En Amérique du Nord, les TCAF sont un véritable enjeu de société depuis 20 ans. Selon une étude** menée aux États-Unis, 61 % des personnes atteintes de ces troubles ont interrompu leur scolarité, 60 % ont eu affaire avec la justice, 50 % ont été incarcérés ou internés. Mais si l’enfant grandit dans un milieu favorable, ces pourcentages sont divisés par quatre. « Cela suppose de les dépister suffisamment tôt et de les accompagner ! » martèlent d’une même voix les membres de SAF France et Vivre avec le SAF.

Les raisons du retard français en la matière sont multiples. Il y a l’attachement culturelle du pays à ses vins, ses bières, ses spiritueux, qui en fait un sujet peu attractif. Les tabous et la gêne lorsque l’on parle alcoolisme, ou encore le poids des lobbys. En une décennie de combat avec SAF France, Denis Lamblin a rencontré chaque ministre de la Santé. « Je ne sais plus combien cela fait : quatre ? cinq ?…. Ils ont tous promis de faire quelque chose et n’ont jamais rien fait. »

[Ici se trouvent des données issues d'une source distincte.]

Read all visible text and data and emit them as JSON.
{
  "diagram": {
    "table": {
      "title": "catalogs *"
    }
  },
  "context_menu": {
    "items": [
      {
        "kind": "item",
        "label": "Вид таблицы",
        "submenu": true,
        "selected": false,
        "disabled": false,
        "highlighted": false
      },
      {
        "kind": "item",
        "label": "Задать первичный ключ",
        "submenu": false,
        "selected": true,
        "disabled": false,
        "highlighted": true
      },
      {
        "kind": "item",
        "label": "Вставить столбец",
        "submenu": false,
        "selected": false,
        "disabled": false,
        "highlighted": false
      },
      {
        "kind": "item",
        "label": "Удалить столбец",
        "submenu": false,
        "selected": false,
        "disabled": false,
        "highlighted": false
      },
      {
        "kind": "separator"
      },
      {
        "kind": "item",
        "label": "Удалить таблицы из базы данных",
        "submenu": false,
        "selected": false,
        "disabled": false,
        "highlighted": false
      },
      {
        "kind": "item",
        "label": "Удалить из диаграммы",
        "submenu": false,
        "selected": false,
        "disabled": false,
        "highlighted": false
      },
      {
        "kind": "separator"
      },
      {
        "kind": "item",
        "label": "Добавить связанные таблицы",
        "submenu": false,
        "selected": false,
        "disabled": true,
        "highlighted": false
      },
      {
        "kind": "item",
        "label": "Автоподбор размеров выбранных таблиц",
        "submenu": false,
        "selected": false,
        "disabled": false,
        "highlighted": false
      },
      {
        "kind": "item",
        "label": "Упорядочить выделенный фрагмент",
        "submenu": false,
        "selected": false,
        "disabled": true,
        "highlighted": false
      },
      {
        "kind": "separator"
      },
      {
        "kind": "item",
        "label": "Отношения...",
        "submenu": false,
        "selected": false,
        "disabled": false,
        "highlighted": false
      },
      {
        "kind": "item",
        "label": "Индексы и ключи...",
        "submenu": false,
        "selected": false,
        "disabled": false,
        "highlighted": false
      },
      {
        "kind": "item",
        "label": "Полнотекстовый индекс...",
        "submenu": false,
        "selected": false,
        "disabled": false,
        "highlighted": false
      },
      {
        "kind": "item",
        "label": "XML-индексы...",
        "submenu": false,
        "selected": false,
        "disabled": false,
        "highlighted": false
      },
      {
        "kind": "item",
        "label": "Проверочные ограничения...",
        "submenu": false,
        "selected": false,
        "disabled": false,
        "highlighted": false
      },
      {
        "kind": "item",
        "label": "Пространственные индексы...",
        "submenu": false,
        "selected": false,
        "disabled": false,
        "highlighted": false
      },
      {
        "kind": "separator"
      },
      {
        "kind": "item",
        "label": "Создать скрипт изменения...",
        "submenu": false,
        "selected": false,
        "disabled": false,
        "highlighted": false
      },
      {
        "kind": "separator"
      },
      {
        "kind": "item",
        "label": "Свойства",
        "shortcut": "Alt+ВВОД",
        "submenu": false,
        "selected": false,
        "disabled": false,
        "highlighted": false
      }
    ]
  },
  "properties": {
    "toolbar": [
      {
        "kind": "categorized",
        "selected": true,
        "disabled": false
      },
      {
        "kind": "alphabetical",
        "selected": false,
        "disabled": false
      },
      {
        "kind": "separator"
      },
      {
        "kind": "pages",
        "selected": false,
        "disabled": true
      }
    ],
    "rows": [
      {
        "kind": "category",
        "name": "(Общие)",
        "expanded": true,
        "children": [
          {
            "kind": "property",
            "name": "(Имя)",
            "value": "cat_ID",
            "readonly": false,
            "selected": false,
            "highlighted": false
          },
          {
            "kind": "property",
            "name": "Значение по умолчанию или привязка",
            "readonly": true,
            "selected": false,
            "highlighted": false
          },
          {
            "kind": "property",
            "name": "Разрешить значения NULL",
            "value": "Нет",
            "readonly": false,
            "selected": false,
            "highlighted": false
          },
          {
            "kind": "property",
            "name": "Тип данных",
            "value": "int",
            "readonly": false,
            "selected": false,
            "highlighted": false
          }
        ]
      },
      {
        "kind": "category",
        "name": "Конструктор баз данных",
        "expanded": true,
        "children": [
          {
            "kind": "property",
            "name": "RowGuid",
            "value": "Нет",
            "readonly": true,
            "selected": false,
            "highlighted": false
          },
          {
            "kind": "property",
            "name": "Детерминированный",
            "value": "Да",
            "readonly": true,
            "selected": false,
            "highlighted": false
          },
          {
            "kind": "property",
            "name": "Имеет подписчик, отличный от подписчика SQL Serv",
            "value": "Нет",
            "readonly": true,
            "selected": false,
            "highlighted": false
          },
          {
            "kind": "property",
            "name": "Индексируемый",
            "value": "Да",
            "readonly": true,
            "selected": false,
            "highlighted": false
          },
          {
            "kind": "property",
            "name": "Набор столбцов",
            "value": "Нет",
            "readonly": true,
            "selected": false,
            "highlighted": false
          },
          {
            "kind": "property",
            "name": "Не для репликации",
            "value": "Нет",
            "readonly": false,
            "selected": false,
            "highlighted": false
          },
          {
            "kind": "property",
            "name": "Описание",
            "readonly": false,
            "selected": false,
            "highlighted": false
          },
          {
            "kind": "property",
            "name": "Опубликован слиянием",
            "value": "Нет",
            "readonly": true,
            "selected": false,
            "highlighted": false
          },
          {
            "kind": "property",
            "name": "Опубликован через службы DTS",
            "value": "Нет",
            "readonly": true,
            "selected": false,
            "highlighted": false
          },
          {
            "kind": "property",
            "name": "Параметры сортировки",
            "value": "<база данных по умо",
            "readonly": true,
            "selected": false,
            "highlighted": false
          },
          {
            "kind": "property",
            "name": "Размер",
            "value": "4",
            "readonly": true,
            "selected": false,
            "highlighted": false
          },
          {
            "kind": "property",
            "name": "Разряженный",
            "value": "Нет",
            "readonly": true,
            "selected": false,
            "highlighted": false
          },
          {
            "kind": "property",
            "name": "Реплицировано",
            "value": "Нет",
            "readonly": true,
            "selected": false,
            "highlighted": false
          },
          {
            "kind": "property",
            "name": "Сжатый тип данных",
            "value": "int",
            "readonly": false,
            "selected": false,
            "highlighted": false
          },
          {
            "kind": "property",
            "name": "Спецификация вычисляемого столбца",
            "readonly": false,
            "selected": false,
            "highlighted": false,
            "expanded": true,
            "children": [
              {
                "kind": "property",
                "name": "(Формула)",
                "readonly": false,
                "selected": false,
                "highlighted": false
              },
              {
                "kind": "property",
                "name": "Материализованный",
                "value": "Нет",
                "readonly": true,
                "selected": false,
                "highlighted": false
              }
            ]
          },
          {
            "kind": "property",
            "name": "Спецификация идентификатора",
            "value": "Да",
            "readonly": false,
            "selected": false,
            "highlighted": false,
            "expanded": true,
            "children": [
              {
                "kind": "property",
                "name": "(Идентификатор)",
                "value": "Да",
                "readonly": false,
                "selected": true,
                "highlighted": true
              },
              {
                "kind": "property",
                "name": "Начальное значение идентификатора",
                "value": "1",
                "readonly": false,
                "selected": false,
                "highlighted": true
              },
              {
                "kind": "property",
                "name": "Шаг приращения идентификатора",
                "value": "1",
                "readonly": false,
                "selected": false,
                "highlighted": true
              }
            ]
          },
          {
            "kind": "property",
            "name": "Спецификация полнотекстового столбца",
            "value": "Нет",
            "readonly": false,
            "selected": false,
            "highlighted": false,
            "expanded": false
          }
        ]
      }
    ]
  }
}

Aujourd’hui, des discussions sont cependant en cours, à divers niveaux, pour que la France rattrape son retard. En 2013, l’HAS (Haute autorité de santé) publiait une recommandation sur le repérage des TCAF. L’Académie de médecine rédige actuellement le premier rapport sur le sujet. Des centres spécialisés sont également à l’étude. En sensibilisant et en repérant les familles à risques, ils permettraient d’aider les victimes, tout en faisant des économies. S’appuyant sur une étude canadienne***, SAF France estime que le coût annuel des TCAF pour l’Etat français est de 9 milliards d’euros.

À l’heure où la consommation d’alcool chez les jeunes femmes augmente considérablement, due notamment au phénomène d’alcoolisation expresse (« binge drinking »), le problème des TCAF pourrait prendre une ampleur inédite dans les années à venir.

Clémence Lesacq, Née le 19 septembre 1990, à Roubaix, intègre la promotion 2012-2014 de l’école de journalisme de Strasbourg (Cuej). En juillet 2014, elle est lauréate du prix Tara lors du concours jeunes auteurs Libération-Apaj. En Janvier 2015 : co-lauréate du Prix Louise Weiss 2014, catégorie « jeune journaliste ». Depuis un an, journaliste CDDiste pour diverses rédactions de presse locale en Alsace, dans le Nord ou à Paris ; et pigiste pour des magazines nationaux.
* Certains prénoms ont été modifiés.
** étude de Streissguth et al. Risk factors for adverse life outcomes in fetal alcohol syndrome and fetal alcohol effects. 2004.
***Nguyen Xuan Thanh., Egon Jonsson. Liz Dennett and Philip Jacobs, Fetal Alcohol spectrum disorder-Management and Policy Perspectives of FASD. Edited by Edward P. Riley. Sterling Clarren, Joanne Weinberg, and Egon Jonsson copright 2011 WILEY-VCH Verlag GmbH and Co. KGaA, Weinheim.